In a Harvard Business Review podcast in the summer of 2017 titled “Why Everyone Should See Themselves as a Leader,” University of Michigan’s Ross School of Business Professor Sue Ashford makes a similar point about the value of shared leadership:
If we’re in a world where things are moving much faster than they did before, things are more complex, things are more ambiguous, and more—work is more interdependent where coordination and cooperation is required, then shared leadership can have a lot of payoff. We don’t have time to wait for everything to go up the chain of command, back down the chain of command; we need people taking leader-like actions in more places so that they can react more quickly, react in a way that allows more voices to be heard to handle some of that complexity and ambiguity.
—Sue Ashford, chair of the Management and Organizations group, Ross School of Business
Comstock is also in tune with how leaders with clear missions and mindsets can combine structure and possibility as do jazz artists. “[Such leaders] have a knack for recombining the skills and assets of their organization in new ways in the same way that a jazz improviser recombines notes. Both make decisions partly according to a kind of muscle memory of the established rules and partly according to the unique possibilities and requirements of the moment.”
The Rhythm of Distributed Leadership
The shared quality of leadership in jazz is one of its most distinctive qualities as a metaphor for group collaboration in organizational life. The responsibility of a jazz musician extends beyond the imperative to hone your “chops,” your skills, in practice as well as in the heat and light of performance. Although a group may often have a name “leader” on a gig or recording, each person is also a leader through the role they play in the ensemble and the experience and judgment they bring to the shared moment.
But shared and distributed leadership, most often conceived of as a team and group dynamic, can also apply to the individual.
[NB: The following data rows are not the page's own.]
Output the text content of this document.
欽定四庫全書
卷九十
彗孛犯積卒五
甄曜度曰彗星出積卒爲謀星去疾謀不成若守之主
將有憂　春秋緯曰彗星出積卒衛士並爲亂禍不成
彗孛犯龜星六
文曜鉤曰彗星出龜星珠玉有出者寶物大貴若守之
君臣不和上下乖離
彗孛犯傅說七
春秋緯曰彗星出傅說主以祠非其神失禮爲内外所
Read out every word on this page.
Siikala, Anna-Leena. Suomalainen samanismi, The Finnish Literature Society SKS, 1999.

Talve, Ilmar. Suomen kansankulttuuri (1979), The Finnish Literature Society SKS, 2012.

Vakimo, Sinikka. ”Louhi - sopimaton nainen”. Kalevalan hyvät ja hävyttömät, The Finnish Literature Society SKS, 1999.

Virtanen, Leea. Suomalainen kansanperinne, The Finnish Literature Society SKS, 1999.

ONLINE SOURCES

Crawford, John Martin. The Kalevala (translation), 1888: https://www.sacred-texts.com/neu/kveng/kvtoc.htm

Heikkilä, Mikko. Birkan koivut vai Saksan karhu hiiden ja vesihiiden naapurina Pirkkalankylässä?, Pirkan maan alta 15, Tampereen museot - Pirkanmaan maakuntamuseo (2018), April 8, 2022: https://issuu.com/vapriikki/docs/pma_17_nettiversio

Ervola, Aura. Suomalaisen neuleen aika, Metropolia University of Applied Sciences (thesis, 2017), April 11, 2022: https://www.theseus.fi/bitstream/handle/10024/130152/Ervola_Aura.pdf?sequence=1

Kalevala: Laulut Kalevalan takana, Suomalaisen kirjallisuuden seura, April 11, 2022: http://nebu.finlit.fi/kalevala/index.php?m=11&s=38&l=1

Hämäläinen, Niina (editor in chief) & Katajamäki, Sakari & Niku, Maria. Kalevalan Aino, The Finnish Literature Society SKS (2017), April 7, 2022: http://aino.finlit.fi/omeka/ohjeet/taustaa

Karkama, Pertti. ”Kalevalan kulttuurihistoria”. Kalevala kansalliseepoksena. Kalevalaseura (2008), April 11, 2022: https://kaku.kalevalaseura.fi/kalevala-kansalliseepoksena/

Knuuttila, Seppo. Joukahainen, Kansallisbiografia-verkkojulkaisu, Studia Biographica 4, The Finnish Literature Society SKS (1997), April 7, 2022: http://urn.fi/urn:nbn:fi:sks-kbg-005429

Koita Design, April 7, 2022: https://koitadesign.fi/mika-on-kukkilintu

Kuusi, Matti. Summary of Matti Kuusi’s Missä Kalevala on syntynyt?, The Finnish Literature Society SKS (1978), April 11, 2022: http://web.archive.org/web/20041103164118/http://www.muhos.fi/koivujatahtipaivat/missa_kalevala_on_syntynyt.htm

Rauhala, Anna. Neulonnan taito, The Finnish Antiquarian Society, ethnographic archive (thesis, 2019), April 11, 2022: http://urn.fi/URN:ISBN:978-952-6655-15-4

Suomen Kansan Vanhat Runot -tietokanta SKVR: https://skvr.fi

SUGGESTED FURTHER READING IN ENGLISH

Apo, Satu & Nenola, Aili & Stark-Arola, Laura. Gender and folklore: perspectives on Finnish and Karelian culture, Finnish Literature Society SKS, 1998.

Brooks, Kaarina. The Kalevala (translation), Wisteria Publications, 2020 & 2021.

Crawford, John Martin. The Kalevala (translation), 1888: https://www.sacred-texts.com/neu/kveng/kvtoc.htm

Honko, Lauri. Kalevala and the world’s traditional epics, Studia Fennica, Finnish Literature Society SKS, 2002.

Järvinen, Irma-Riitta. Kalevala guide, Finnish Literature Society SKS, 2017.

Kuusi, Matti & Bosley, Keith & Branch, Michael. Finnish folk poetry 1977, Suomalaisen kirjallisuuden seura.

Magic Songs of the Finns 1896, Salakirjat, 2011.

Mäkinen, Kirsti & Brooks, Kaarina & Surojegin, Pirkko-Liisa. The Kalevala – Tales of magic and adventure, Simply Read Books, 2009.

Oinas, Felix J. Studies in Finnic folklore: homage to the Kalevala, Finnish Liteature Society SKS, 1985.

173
For instance, if our three brains—head, heart, and gut—are not in accord, then what we think, feel and intuit won’t resonate, won’t jibe, won’t swing. Another example is the individual jazz drummer as a model of shared and distributed leadership.
In a marvel of coordinated independence, a skilled jazz drummer can play four different rhythms at the same time, one with each hand and each foot. If you’re not a drummer, playing four different rhythms simultaneously, distributing them across the drum set, likely seems impossible. (Try tapping out four different rhythms with your limbs to see what I mean.) But this feat of individual excellence honed in the shed is not just for flashy ego gratification; it’s part of what the jazz drummer brings to the ensemble to provide the rhythmic support and foundation of the musical groove.
Likewise, when we bring our best to interactive situations at work and elsewhere, we help the group and situation move forward, and lay the very foundation for shared and distributed leadership to become real, not just business school theory. If it can happen in jazz on bandstands around the world every night, by martial arts masters, and throughout nature itself, then why not in business every day?